Mar 26, 2008 10:00 GMT  ·  By

In light of Apple's usage of the iTunes and QuickTime software update mechanism to push Safari 3.1 onto Windows users, Mozilla Corp. CEO John Lilly scolded the Cupertino folks for their bad behavior in a blog post on Friday. Although he is pretty right about many aspects concerning Apple's move, as he continued his debate in a follow-up post on Sunday the man said his reasons to think Apple is "undermining" the Internet aren't about competition. Just one day later, Lilly claims it is, in fact, about competition.
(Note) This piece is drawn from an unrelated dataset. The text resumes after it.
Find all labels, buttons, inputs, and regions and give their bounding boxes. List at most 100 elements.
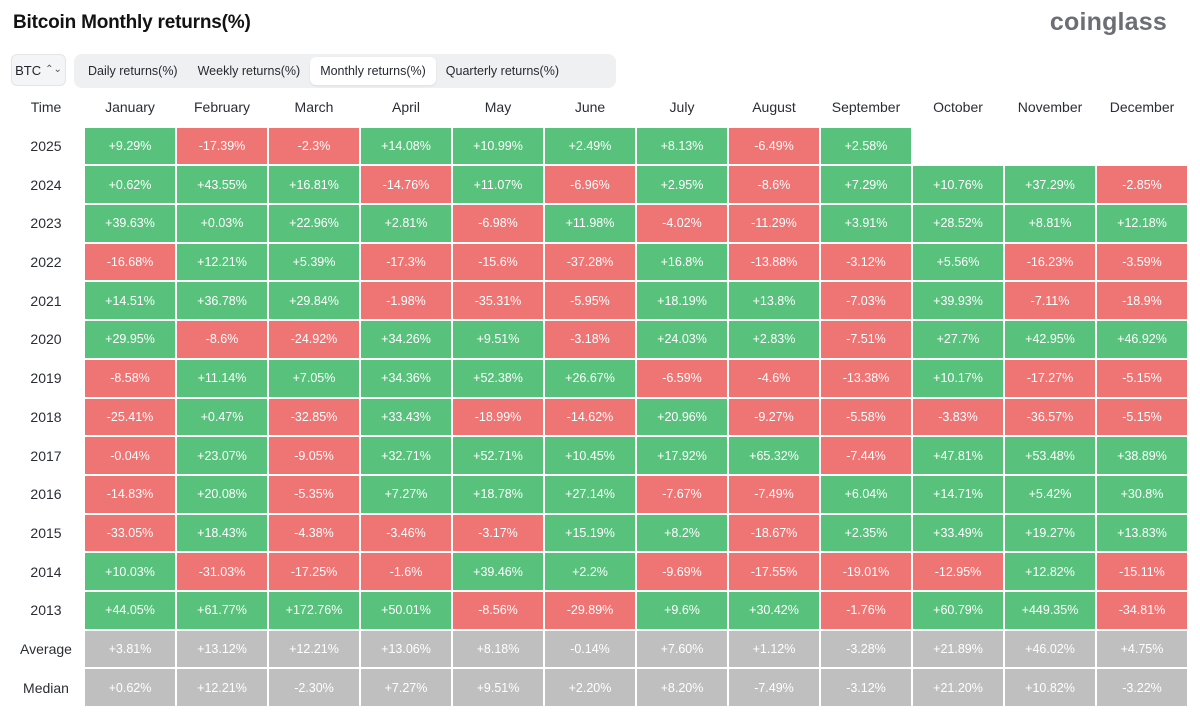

So is it, or isn't it?

"As a software maker, we promise to do our very best to keep users safe and will provide the quickest updates possible, with absolutely no other agenda," Lilly wrote Friday on his blog. "Apple has made it incredibly easy -- the default, even -- for users to install ride-along software that they didn't ask for, and maybe didn't want."

Which is very true, since the Cupertino-based company didn't even add a small warning sign or anything telling people that they might end up downloading an "update" to a web browser they didn't even have on their computers. "This is wrong, and borders on malware distribution practices." Lilly confidently stated.

As for why Lilly blew up like this over Apple's software update...

"It isn't about competition [...] To the contrary, competition is good -- necessary, actually," he wrote in his Sunday post. "Competition -- or, more the point, the ability of people to choose what tools and services they use -- is essential, and without it nothing gets better."

(the paragraph above contains excerpts from John Lilly's last blog post on the Safari topic, dating Sunday, March 23.)

Here's the CEO's position on Monday, according to Computerworld.: "Not once did money come into my head when I was thinking about this. Competition, yes. In many many ways, this is about more competition."

Has Lilly changed his mind about the competition thing through the weekend? We'd have agreed it was only natural after a couple of weeks of thinking over, but since the two contradictory claims were made within 24 hours (give or take), we can't help but wonder whether Mozilla's CEO actually is a bit scared of the situation.